En résumé, au 1er janvier 2023 :

  • Vous paierez le même prix pour un service plus long et moins performant (3 jours pour une lettre verte au lieu de 2)… et je vous fiche mon billet que ledit prix augmentera dans les 12 mois suivants;
  • Vous paierez beaucoup plus cher pour envoyer vos chèques… pour une distribution « urgente » en deux jours ;
  • Vous paierez pour envoyer un e-mail, révolutionnairement rebaptisé « e-lettre » (invention de génie !) : non seulement La Poste rend payant ce qui était autrefois gratuit, mais en plus vous pouvez dire adieu à la confidentialité de vos courriers rapides et de vos lettres d’amour.

Pourquoi La Poste se moque de nous

Cette décision et cette annonce sont à mes yeux un cache-misère du manque de moyens galopant de La Poste.

La dégradation de la qualité des services de La Poste depuis sa privatisation n’est un mystère pour personne.

La Poste investit beaucoup dans sa communication (cette annonce, où l’on reconnaît la patte d’un cabinet de conseil, est à ce titre exemplaire) mais très peu dans ses infrastructures.

Les raisons arguées pour justifier ce « virage écologique » me paraissent être de la pure mauvaise foi.

Commençons par l’argument « temps » :

Je ne sais pas si je suis le dernier citoyen à utiliser des courriers à timbre rouge, mais une chose est certaine : pour écrire régulièrement à ma famille, je peux vous garantir que même en « service urgent », mes courriers mettent actuellement plus de deux ou trois jours pour leur parvenir… quand ils leur parviennent.

Autrement dit, on a déjà, avec les timbres rouges, un service « déclassé ». Je n’ose imaginer ce que ce sera avec les seules « lettres vertes » !

L’argument « écolo » à présent :

La Poste annonce ainsi qu’elle économisera quelque « 60 000 tonnes de CO2 par an ».

Mazette !

« Pour acheminer quotidiennement les Lettres prioritaires, expliquent ces génies de la direction, La Poste sillonne la France avec une centaine de camionnettes, très peu remplies, à l’exemple de la liaison Dijon-Rennes, avec un véhicule qui parcourt 600 km chaque nuit pour seulement 500 lettres. »

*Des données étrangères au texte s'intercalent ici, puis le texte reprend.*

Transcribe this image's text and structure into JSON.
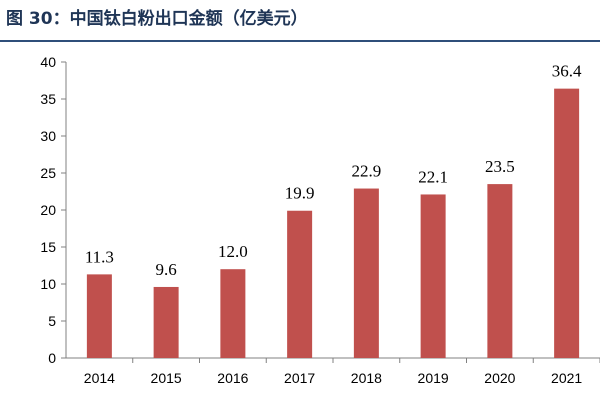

Mais, Madame La Poste, si vous tenez absolument à réduire votre empreinte carbone, plutôt que de réduire encore la qualité de votre service en faisant payer les usagers… pourquoi ne renouvelez-vous pas votre parc automobile en choisissant des véhicules à énergie renouvelable ?

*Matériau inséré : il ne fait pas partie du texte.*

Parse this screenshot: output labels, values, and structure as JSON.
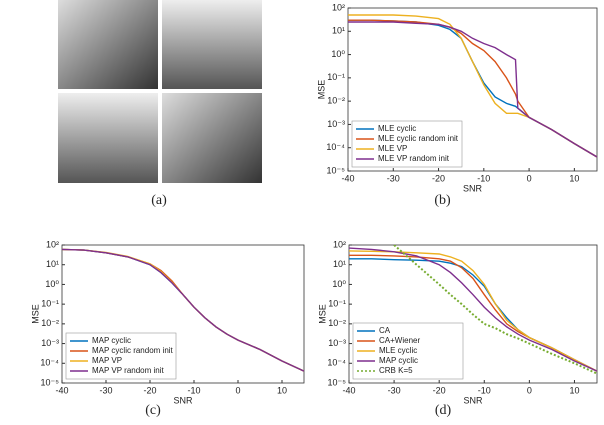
{
  "figure_a_caption": "(a)",
  "chart_data": [
    {
      "type": "line",
      "caption": "(b)",
      "xlabel": "SNR",
      "ylabel": "MSE",
      "log_y": true,
      "legend": "lower left",
      "xlim": [
        -40,
        15
      ],
      "ylim": [
        1e-05,
        100
      ],
      "xticks": [
        -40,
        -30,
        -20,
        -10,
        0,
        10
      ],
      "yticks": [
        {
          "value": 1e-05,
          "label": "10⁻⁵"
        },
        {
          "value": 0.0001,
          "label": "10⁻⁴"
        },
        {
          "value": 0.001,
          "label": "10⁻³"
        },
        {
          "value": 0.01,
          "label": "10⁻²"
        },
        {
          "value": 0.1,
          "label": "10⁻¹"
        },
        {
          "value": 1,
          "label": "10⁰"
        },
        {
          "value": 10,
          "label": "10¹"
        },
        {
          "value": 100,
          "label": "10²"
        }
      ],
      "x": [
        -40,
        -35,
        -30,
        -25,
        -20,
        -17.5,
        -15,
        -12.5,
        -10,
        -7.5,
        -5,
        -3,
        -2.5,
        0,
        5,
        10,
        15
      ],
      "series": [
        {
          "name": "MLE cyclic",
          "color": "#0072bd",
          "values": [
            30,
            30,
            28,
            25,
            18,
            12,
            5,
            0.5,
            0.06,
            0.015,
            0.008,
            0.006,
            0.005,
            0.002,
            0.0006,
            0.00015,
            4e-05
          ]
        },
        {
          "name": "MLE cyclic random init",
          "color": "#d95319",
          "values": [
            30,
            30,
            28,
            25,
            20,
            15,
            8,
            3,
            1.5,
            0.5,
            0.1,
            0.02,
            0.01,
            0.002,
            0.0006,
            0.00015,
            4e-05
          ]
        },
        {
          "name": "MLE VP",
          "color": "#edb120",
          "values": [
            50,
            50,
            50,
            45,
            35,
            20,
            5,
            0.5,
            0.05,
            0.008,
            0.003,
            0.003,
            0.003,
            0.002,
            0.0006,
            0.00015,
            4e-05
          ]
        },
        {
          "name": "MLE VP random init",
          "color": "#7e2f8e",
          "values": [
            25,
            25,
            25,
            22,
            20,
            15,
            10,
            5,
            3,
            2,
            1,
            0.6,
            0.005,
            0.002,
            0.0006,
            0.00015,
            4e-05
          ]
        }
      ]
    },
    {
      "type": "line",
      "caption": "(c)",
      "xlabel": "SNR",
      "ylabel": "MSE",
      "log_y": true,
      "legend": "lower left",
      "xlim": [
        -40,
        15
      ],
      "ylim": [
        1e-05,
        100
      ],
      "xticks": [
        -40,
        -30,
        -20,
        -10,
        0,
        10
      ],
      "yticks": [
        {
          "value": 1e-05,
          "label": "10⁻⁵"
        },
        {
          "value": 0.0001,
          "label": "10⁻⁴"
        },
        {
          "value": 0.001,
          "label": "10⁻³"
        },
        {
          "value": 0.01,
          "label": "10⁻²"
        },
        {
          "value": 0.1,
          "label": "10⁻¹"
        },
        {
          "value": 1,
          "label": "10⁰"
        },
        {
          "value": 10,
          "label": "10¹"
        },
        {
          "value": 100,
          "label": "10²"
        }
      ],
      "x": [
        -40,
        -35,
        -30,
        -25,
        -20,
        -17.5,
        -15,
        -12.5,
        -10,
        -7.5,
        -5,
        -2.5,
        0,
        5,
        10,
        15
      ],
      "series": [
        {
          "name": "MAP cyclic",
          "color": "#0072bd",
          "values": [
            60,
            55,
            40,
            25,
            10,
            4,
            1.2,
            0.3,
            0.07,
            0.02,
            0.007,
            0.003,
            0.0015,
            0.0005,
            0.00013,
            4e-05
          ]
        },
        {
          "name": "MAP cyclic random init",
          "color": "#d95319",
          "values": [
            60,
            55,
            40,
            25,
            11,
            5,
            1.5,
            0.3,
            0.07,
            0.02,
            0.007,
            0.003,
            0.0015,
            0.0005,
            0.00013,
            4e-05
          ]
        },
        {
          "name": "MAP VP",
          "color": "#edb120",
          "values": [
            60,
            55,
            42,
            26,
            11,
            4.5,
            1.3,
            0.3,
            0.07,
            0.02,
            0.007,
            0.003,
            0.0015,
            0.0005,
            0.00013,
            4e-05
          ]
        },
        {
          "name": "MAP VP random init",
          "color": "#7e2f8e",
          "values": [
            60,
            55,
            40,
            25,
            10,
            4,
            1.2,
            0.3,
            0.07,
            0.02,
            0.007,
            0.003,
            0.0015,
            0.0005,
            0.00013,
            4e-05
          ]
        }
      ]
    },
    {
      "type": "line",
      "caption": "(d)",
      "xlabel": "SNR",
      "ylabel": "MSE",
      "log_y": true,
      "legend": "lower left",
      "xlim": [
        -40,
        15
      ],
      "ylim": [
        1e-05,
        100
      ],
      "xticks": [
        -40,
        -30,
        -20,
        -10,
        0,
        10
      ],
      "yticks": [
        {
          "value": 1e-05,
          "label": "10⁻⁵"
        },
        {
          "value": 0.0001,
          "label": "10⁻⁴"
        },
        {
          "value": 0.001,
          "label": "10⁻³"
        },
        {
          "value": 0.01,
          "label": "10⁻²"
        },
        {
          "value": 0.1,
          "label": "10⁻¹"
        },
        {
          "value": 1,
          "label": "10⁰"
        },
        {
          "value": 10,
          "label": "10¹"
        },
        {
          "value": 100,
          "label": "10²"
        }
      ],
      "x": [
        -40,
        -35,
        -30,
        -25,
        -20,
        -17.5,
        -15,
        -12.5,
        -10,
        -7.5,
        -5,
        -2.5,
        0,
        5,
        10,
        15
      ],
      "series": [
        {
          "name": "CA",
          "color": "#0072bd",
          "values": [
            20,
            20,
            18,
            17,
            15,
            12,
            8,
            3,
            0.8,
            0.1,
            0.02,
            0.005,
            0.002,
            0.0006,
            0.00015,
            4e-05
          ]
        },
        {
          "name": "CA+Wiener",
          "color": "#d95319",
          "values": [
            30,
            30,
            28,
            25,
            20,
            15,
            7,
            2,
            0.3,
            0.05,
            0.01,
            0.004,
            0.002,
            0.0006,
            0.00015,
            4e-05
          ]
        },
        {
          "name": "MLE cyclic",
          "color": "#edb120",
          "values": [
            50,
            48,
            45,
            40,
            35,
            25,
            15,
            5,
            1,
            0.1,
            0.015,
            0.005,
            0.002,
            0.0006,
            0.00015,
            4e-05
          ]
        },
        {
          "name": "MAP cyclic",
          "color": "#7e2f8e",
          "values": [
            70,
            60,
            45,
            28,
            10,
            4,
            1.2,
            0.3,
            0.07,
            0.02,
            0.007,
            0.003,
            0.0015,
            0.0005,
            0.00013,
            4e-05
          ]
        },
        {
          "name": "CRB K=5",
          "color": "#77ac30",
          "linestyle": "dotted",
          "values": [
            null,
            null,
            100,
            10,
            1,
            0.3,
            0.1,
            0.03,
            0.01,
            0.006,
            0.003,
            0.0018,
            0.001,
            0.0003,
            0.0001,
            3e-05
          ]
        }
      ]
    }
  ]
}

Qui vous oblige à continuer à rouler en camionnettes à énergie fossile ?

Votre brusque conscience écologique a bon dos !

L’argument « usager », enfin :

Prétendre s’adapter aux besoins de sa clientèle est une rengaine usée des services publics depuis qu’ils sont privatisés.

On a vu la SNCF à l’œuvre, qui a fermé des lignes qui n’étaient plus suffisamment rentables sous prétexte que plus personne ne les utilisait… et en pénalisant ceux qui les utilisaient encore !

La Poste ignore-t-elle encore que, pour des milliers de séniors vivant en milieu rural et isolées, le passage quotidien du facteur est l’une des rares occasions d’avoir un échange humain, si ce n’est le dernier ?

Cette réduction supplémentaire des services de La Poste n’est donc qu’un avatar supplémentaire du mépris pour une partie de ses usagers, qui a le tort d’être minoritaire et de ne pas pouvoir se plaindre.

La « lettre verte » n’a de vert que le nom.